Repite a menudo y reza este versículo del cántico:

«Bendito eres, Señor, Dios de nuestros padres [...]
Bendito tu nombre, santo y glorioso» (v 52).

e) Para la lectura espiritual

«Alabanza» no es una palabra que resuena todos los días en nuestros labios. Del mismo modo, «acción de gracias» traduce, en el lenguaje de la Iglesia, lo que ordinariamente expresamos al decir «gracias».

Pero en estos dos casos —alabanza y acción de gracias— se trata de salir de sí mismo.

Compartimos la salvación con otros y la recibimos de Otro. El hombre que se ha salvado es conocido por su alabanza y por su acción de gracias. Alabanza y acción de gracias constituyen la expresión perfecta de la salvación. El mal es cárcel y la salvación es libertad. La envidia es el guardián de esta prisión.
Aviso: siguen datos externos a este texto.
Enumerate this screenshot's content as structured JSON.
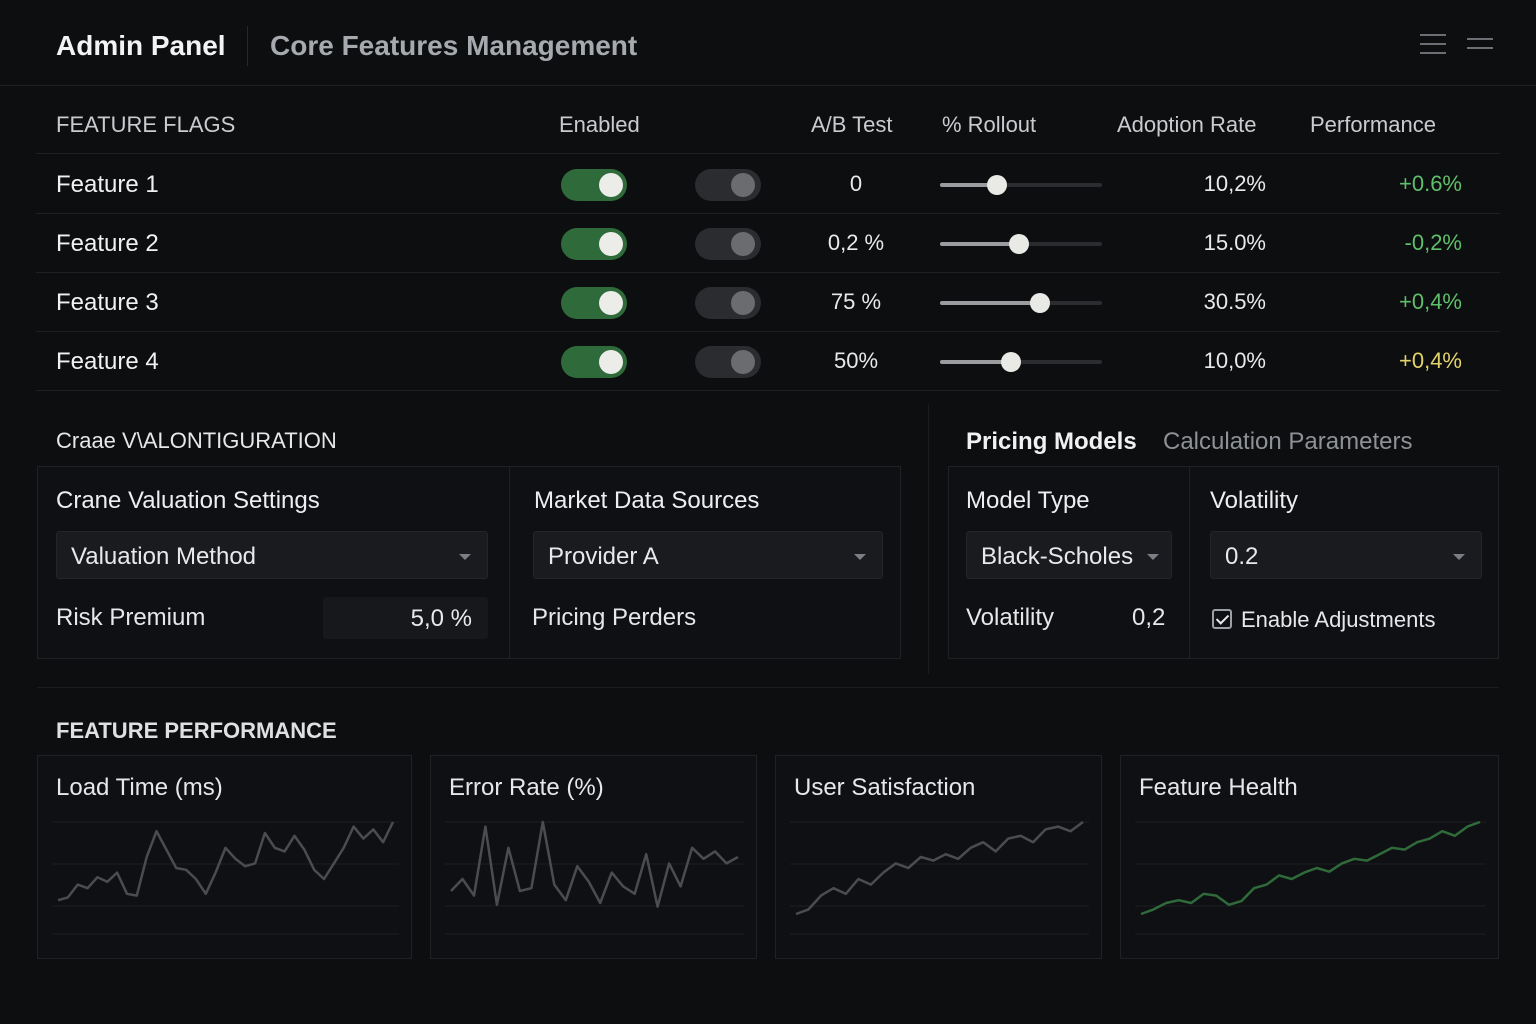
{
  "header": {
    "app_title": "Admin Panel",
    "page_title": "Core Features Management"
  },
  "flags": {
    "columns": {
      "feature": "FEATURE FLAGS",
      "enabled": "Enabled",
      "ab_test": "A/B Test",
      "rollout": "% Rollout",
      "adoption": "Adoption Rate",
      "performance": "Performance"
    },
    "rows": [
      {
        "name": "Feature 1",
        "enabled": true,
        "ab_test": false,
        "ab_value": "0",
        "rollout": 0.35,
        "adoption": "10,2%",
        "performance": "+0.6%",
        "perf_color": "#5fbf6a"
      },
      {
        "name": "Feature 2",
        "enabled": true,
        "ab_test": false,
        "ab_value": "0,2 %",
        "rollout": 0.49,
        "adoption": "15.0%",
        "performance": "-0,2%",
        "perf_color": "#5fbf6a"
      },
      {
        "name": "Feature 3",
        "enabled": true,
        "ab_test": false,
        "ab_value": "75 %",
        "rollout": 0.62,
        "adoption": "30.5%",
        "performance": "+0,4%",
        "perf_color": "#5fbf6a"
      },
      {
        "name": "Feature 4",
        "enabled": true,
        "ab_test": false,
        "ab_value": "50%",
        "rollout": 0.44,
        "adoption": "10,0%",
        "performance": "+0,4%",
        "perf_color": "#e3d36a"
      }
    ]
  },
  "config": {
    "section_title": "Craae V\\ALONTIGURATION",
    "crane": {
      "title": "Crane Valuation Settings",
      "method_select": "Valuation Method",
      "risk_label": "Risk Premium",
      "risk_value": "5,0 %"
    },
    "market": {
      "title": "Market Data Sources",
      "provider_select": "Provider A",
      "pricing_label": "Pricing Perders"
    }
  },
  "pricing": {
    "tab_active": "Pricing Models",
    "tab_inactive": "Calculation Parameters",
    "model_type_title": "Model Type",
    "model_select": "Black-Scholes",
    "volatility_label": "Volatility",
    "volatility_value": "0,2",
    "volatility_title": "Volatility",
    "volatility_select": "0.2",
    "adjustments_label": "Enable Adjustments",
    "adjustments_checked": true
  },
  "performance": {
    "section_title": "FEATURE PERFORMANCE",
    "cards": [
      {
        "title": "Load Time (ms)",
        "color": "#4a4c50",
        "values": [
          0.15,
          0.18,
          0.32,
          0.28,
          0.4,
          0.35,
          0.45,
          0.22,
          0.2,
          0.62,
          0.9,
          0.7,
          0.5,
          0.48,
          0.38,
          0.22,
          0.45,
          0.72,
          0.6,
          0.52,
          0.55,
          0.88,
          0.72,
          0.68,
          0.85,
          0.7,
          0.48,
          0.38,
          0.55,
          0.72,
          0.95,
          0.82,
          0.92,
          0.78,
          1.0
        ]
      },
      {
        "title": "Error Rate (%)",
        "color": "#4a4c50",
        "values": [
          0.25,
          0.38,
          0.2,
          0.95,
          0.1,
          0.72,
          0.25,
          0.28,
          1.0,
          0.32,
          0.15,
          0.52,
          0.35,
          0.12,
          0.45,
          0.3,
          0.22,
          0.65,
          0.08,
          0.55,
          0.3,
          0.72,
          0.6,
          0.68,
          0.55,
          0.62
        ]
      },
      {
        "title": "User Satisfaction",
        "color": "#4a4c50",
        "values": [
          0.0,
          0.05,
          0.2,
          0.28,
          0.22,
          0.38,
          0.32,
          0.45,
          0.55,
          0.5,
          0.62,
          0.58,
          0.65,
          0.6,
          0.72,
          0.78,
          0.68,
          0.82,
          0.85,
          0.78,
          0.92,
          0.95,
          0.9,
          1.0
        ]
      },
      {
        "title": "Feature Health",
        "color": "#2f6a3a",
        "values": [
          0.0,
          0.05,
          0.12,
          0.15,
          0.12,
          0.22,
          0.2,
          0.1,
          0.14,
          0.28,
          0.32,
          0.42,
          0.38,
          0.45,
          0.5,
          0.46,
          0.55,
          0.6,
          0.58,
          0.65,
          0.72,
          0.7,
          0.78,
          0.82,
          0.9,
          0.85,
          0.95,
          1.0
        ]
      }
    ]
  }
}
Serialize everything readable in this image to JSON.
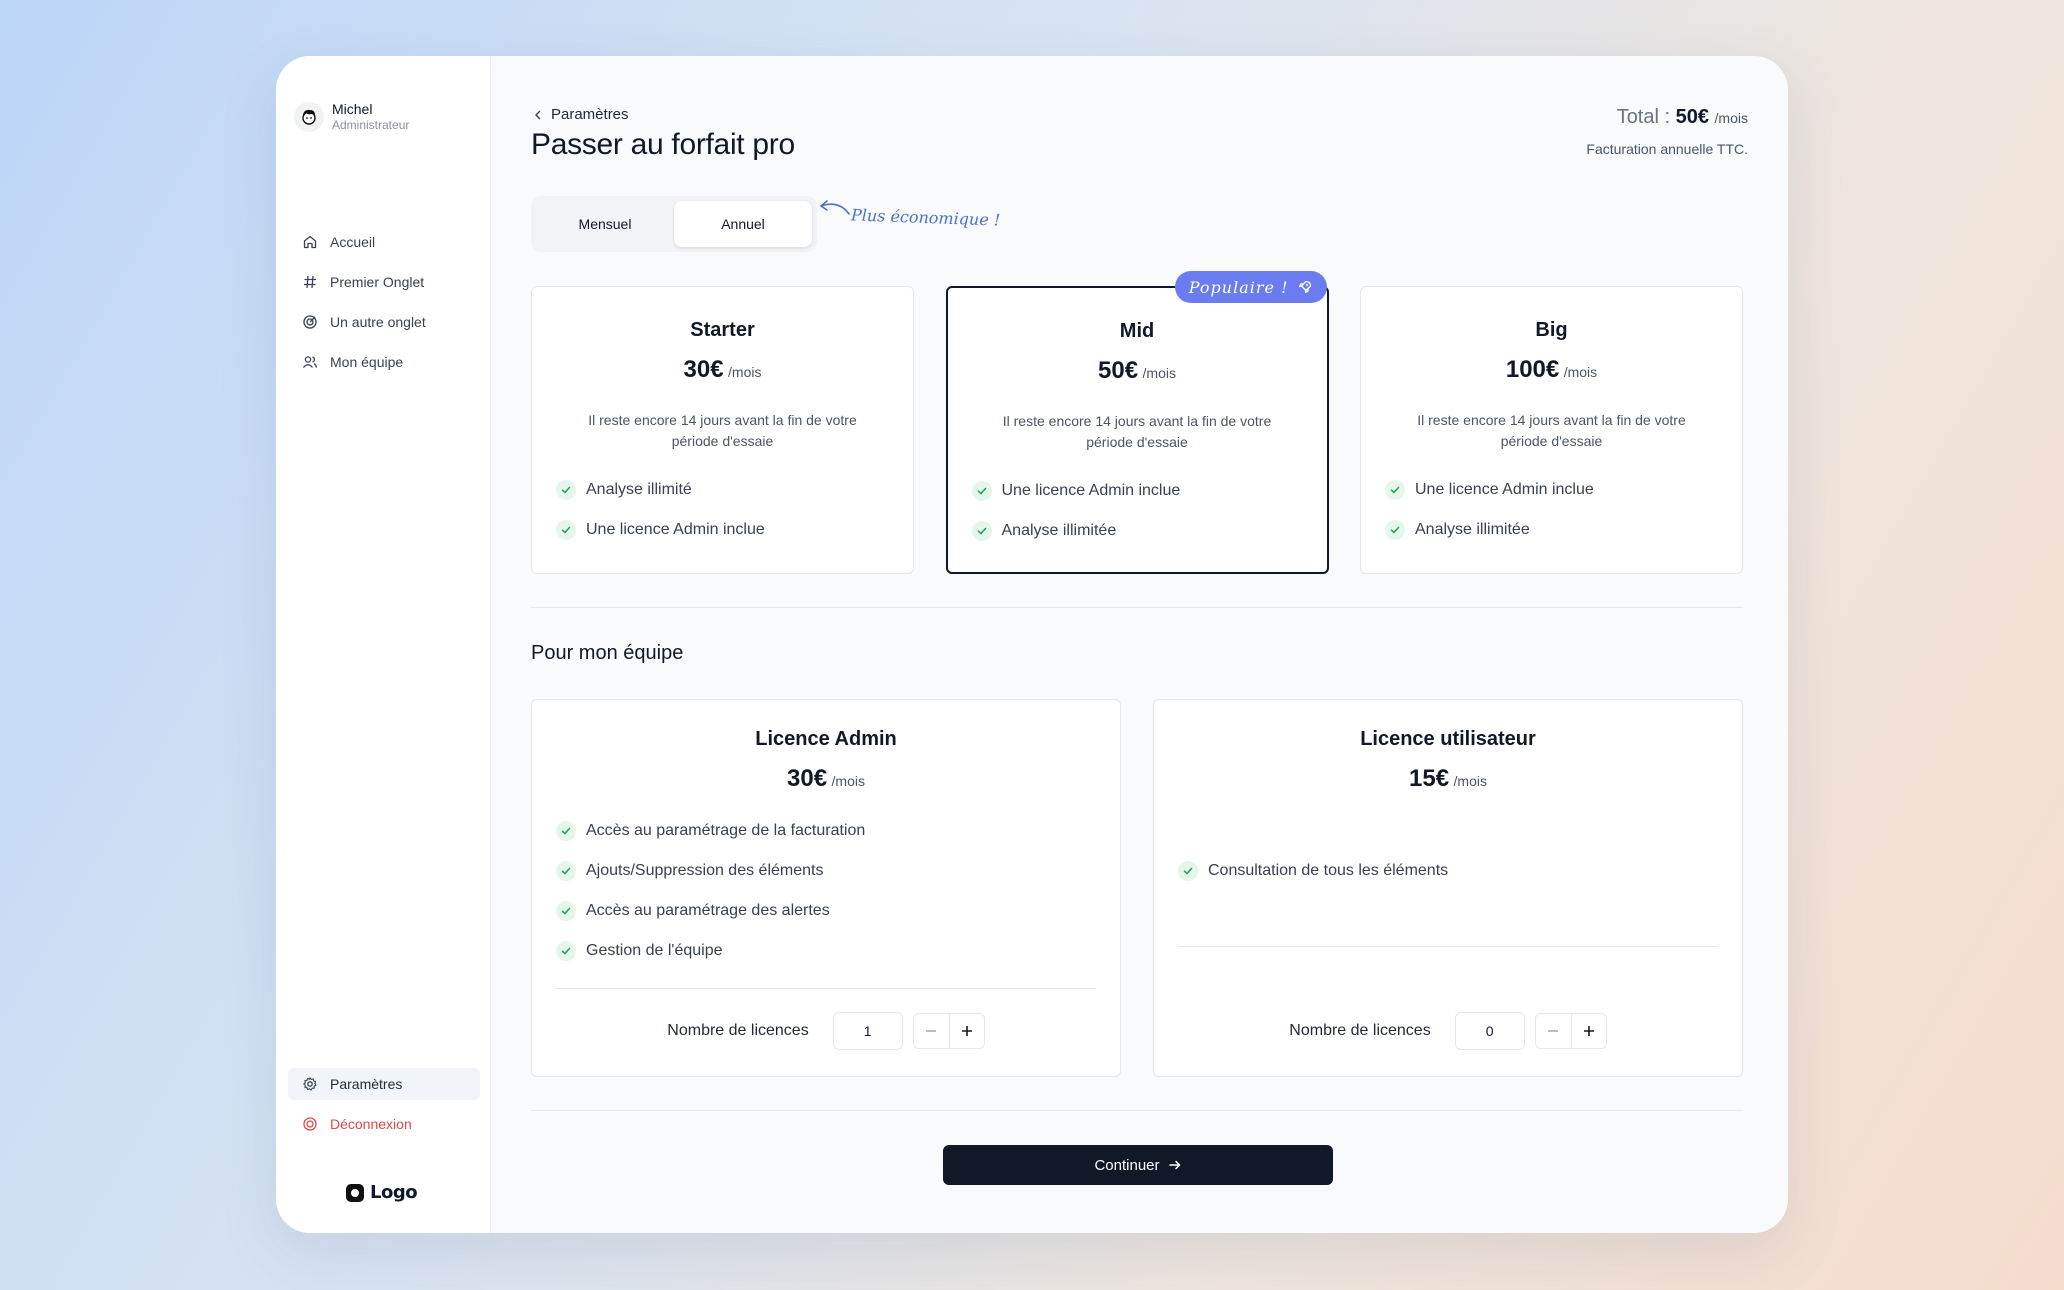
{
  "sidebar": {
    "user": {
      "name": "Michel",
      "role": "Administrateur"
    },
    "nav": [
      {
        "label": "Accueil",
        "icon": "home-icon"
      },
      {
        "label": "Premier Onglet",
        "icon": "hash-icon"
      },
      {
        "label": "Un autre onglet",
        "icon": "target-icon"
      },
      {
        "label": "Mon équipe",
        "icon": "users-icon"
      }
    ],
    "bottom": [
      {
        "label": "Paramètres",
        "icon": "gear-icon"
      },
      {
        "label": "Déconnexion",
        "icon": "logout-icon"
      }
    ],
    "logo_text": "Logo"
  },
  "header": {
    "breadcrumb": "Paramètres",
    "title": "Passer au forfait pro",
    "total_label": "Total :",
    "total_amount": "50€",
    "total_unit": "/mois",
    "billing_note": "Facturation annuelle TTC."
  },
  "billing_toggle": {
    "options": [
      "Mensuel",
      "Annuel"
    ],
    "selected": "Annuel",
    "annotation": "Plus économique !"
  },
  "plans": [
    {
      "name": "Starter",
      "price": "30€",
      "unit": "/mois",
      "description": "Il reste encore 14 jours avant la fin de votre période d'essaie",
      "features": [
        "Analyse illimité",
        "Une licence Admin inclue"
      ]
    },
    {
      "name": "Mid",
      "price": "50€",
      "unit": "/mois",
      "badge": "Populaire !",
      "description": "Il reste encore 14 jours avant la fin de votre période d'essaie",
      "features": [
        "Une licence Admin inclue",
        "Analyse illimitée"
      ]
    },
    {
      "name": "Big",
      "price": "100€",
      "unit": "/mois",
      "description": "Il reste encore 14 jours avant la fin de votre période d'essaie",
      "features": [
        "Une licence Admin inclue",
        "Analyse illimitée"
      ]
    }
  ],
  "team": {
    "title": "Pour mon équipe",
    "licenses": [
      {
        "name": "Licence Admin",
        "price": "30€",
        "unit": "/mois",
        "features": [
          "Accès au paramétrage de la facturation",
          "Ajouts/Suppression des éléments",
          "Accès au paramétrage des alertes",
          "Gestion de l'équipe"
        ],
        "count_label": "Nombre de licences",
        "count": "1"
      },
      {
        "name": "Licence utilisateur",
        "price": "15€",
        "unit": "/mois",
        "features": [
          "Consultation de tous les éléments"
        ],
        "count_label": "Nombre de licences",
        "count": "0"
      }
    ]
  },
  "continue_label": "Continuer",
  "colors": {
    "accent": "#6b7cf0",
    "primary": "#111827",
    "danger": "#e0484d",
    "check": "#22a55a"
  }
}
Consiste en entristecerse del bien que otros poseen, en gozarse de un bien a condición de poseerlo en solitario. El dispositivo de la libertad está construido a la inversa: la alabanza se goza de un bien del que se benefician los demás. La acción de gracias reconoce en un bien el don que proviene de otro.

El famoso cántico de los tres jóvenes en el horno (Dn 3,51-90) parece estar ahí para hacernos comprender que la alabanza y la liberación son una única e idéntica cosa. El canto de «alabanza eterna» es ya victoria sobre el horno y el fuego. Va mucho más allá de la prueba presente: invita a todas las criaturas, una por una, a alabar a Dios. La imagen de los tres jóvenes entonando himnos en el horno será recuperada desde los primeros tiempos del arte cristiano, es decir, desde el período de las catacumbas. Con esto se ha querido hacer más que conmemorar a los héroes del libro de Daniel: se trataba de proponer un símbolo transparente, pero múltiple. El grupo de los tres jóvenes anuncia la comunidad cristiana. Es la alabanza eucarística la que la reúne. Las llamas indican el martirio de Cristo y de los suyos. Si ellos tienen la fuerza de alabar en medio de las llamas de la muerte, es porque Dios los resucita. Su cántico hace referencia a la primera y a la segunda creación, para que todo llegue al mismo tiempo al fin de todo: «La alabanza de la gloria de su gracia» (Ef 1,6) (P. Beauchamp, Los salmos noche y día, Sígueme, Madrid 1981, 91 ss passim).